The author of The Life of Kingsley Amis (2007) returns with the first installment of a two-volume biography of Saul Bellow (1915-2005), winner of the Nobel Prize for Literature in 1976.
Leader (English/Univ. of Roehampton) is a believer in the hefty biography (Amis’ nears 1,000 pages), and his new volume—which takes us to the publication of Bellow’s Herzog—will bend a hardwood shelf, as well. The research underlying the text is formidable. Leader certainly read everything, talked to everyone relevant who would talk with him (not everyone would), and visited numerous significant sites. Throughout, the author expresses his gratitude to the (few) Bellow biographers who have gone before, occasionally pausing to disagree—especially with James Atlas, although Leader later provides some praise in source notes. In structure, this volume is traditional. After an introduction that praises Bellow, he takes us to Russia (Bellow’s ancestral home) and then marches steadily forward chronologically.
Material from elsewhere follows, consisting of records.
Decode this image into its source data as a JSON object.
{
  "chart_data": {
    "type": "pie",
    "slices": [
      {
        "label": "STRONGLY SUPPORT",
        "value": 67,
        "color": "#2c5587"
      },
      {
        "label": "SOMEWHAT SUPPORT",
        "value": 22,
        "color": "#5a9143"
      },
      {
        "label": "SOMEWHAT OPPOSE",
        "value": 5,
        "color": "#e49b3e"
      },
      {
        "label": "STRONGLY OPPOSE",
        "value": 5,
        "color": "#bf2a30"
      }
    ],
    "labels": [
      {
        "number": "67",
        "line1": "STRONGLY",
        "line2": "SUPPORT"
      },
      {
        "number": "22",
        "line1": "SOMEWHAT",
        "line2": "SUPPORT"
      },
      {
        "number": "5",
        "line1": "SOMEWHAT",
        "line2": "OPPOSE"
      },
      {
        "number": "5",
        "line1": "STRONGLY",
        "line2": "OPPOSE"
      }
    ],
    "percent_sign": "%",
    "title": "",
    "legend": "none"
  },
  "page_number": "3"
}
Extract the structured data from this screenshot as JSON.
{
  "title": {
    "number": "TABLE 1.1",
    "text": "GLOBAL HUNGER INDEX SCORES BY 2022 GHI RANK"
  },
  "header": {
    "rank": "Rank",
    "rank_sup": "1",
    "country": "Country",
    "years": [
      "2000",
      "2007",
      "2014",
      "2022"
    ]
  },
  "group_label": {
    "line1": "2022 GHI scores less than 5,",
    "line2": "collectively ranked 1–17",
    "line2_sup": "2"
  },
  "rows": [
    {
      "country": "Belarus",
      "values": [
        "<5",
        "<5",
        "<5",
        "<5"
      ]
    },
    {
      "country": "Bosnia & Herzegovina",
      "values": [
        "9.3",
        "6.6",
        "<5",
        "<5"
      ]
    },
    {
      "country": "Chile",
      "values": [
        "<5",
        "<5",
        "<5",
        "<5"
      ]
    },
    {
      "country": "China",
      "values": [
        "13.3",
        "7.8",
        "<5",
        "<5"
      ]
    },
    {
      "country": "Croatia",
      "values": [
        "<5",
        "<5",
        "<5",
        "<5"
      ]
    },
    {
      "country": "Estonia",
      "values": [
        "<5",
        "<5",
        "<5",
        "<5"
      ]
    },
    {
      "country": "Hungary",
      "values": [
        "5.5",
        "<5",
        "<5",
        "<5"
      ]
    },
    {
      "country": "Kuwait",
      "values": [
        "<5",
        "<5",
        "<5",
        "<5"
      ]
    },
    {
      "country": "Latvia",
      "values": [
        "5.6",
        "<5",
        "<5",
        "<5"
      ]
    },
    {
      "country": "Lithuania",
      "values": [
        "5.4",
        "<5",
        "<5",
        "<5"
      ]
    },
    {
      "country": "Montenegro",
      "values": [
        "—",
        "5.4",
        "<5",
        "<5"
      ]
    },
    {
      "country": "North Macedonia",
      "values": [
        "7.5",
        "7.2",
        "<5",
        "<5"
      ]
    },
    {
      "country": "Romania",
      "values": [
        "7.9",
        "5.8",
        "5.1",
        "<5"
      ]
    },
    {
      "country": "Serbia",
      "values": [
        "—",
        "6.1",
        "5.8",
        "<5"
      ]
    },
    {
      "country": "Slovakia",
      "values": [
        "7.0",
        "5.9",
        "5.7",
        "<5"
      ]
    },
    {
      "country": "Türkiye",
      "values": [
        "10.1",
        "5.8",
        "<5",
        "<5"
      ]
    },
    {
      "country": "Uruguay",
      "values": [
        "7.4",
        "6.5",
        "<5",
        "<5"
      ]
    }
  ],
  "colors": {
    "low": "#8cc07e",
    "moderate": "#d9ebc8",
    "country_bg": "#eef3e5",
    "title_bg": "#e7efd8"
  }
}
In many places, the author stops his narrative to explore fictional analogs among Bellow’s actual experiences, friends, and lovers. This occurs in every section and sometimes goes on for quite a while, occasionally trying even an indulgent reader’s patience. But what a busy life Bellow had. He taught at the University of Minnesota, Bard College, the University of Chicago, and at other venues, including Puerto Rico, where he found the heat oppressive. Among his students were William Kennedy and Donald Barthelme. Bellow also traveled around Europe, and he hung out with Ralph Ellison, partied with Gore Vidal, dined with Marilyn Monroe, attended a Kennedy White House tribute to André Malraux, had sex with myriad women—but was stunned to discover that his second wife had been having a long affair with one of his friends, writer Jack Ludwig. Some violence ensued. The volume ends with some pages about Herzog, the novel that propelled Bellow into celebrity.
Will now stand as the definitive Bellow biography.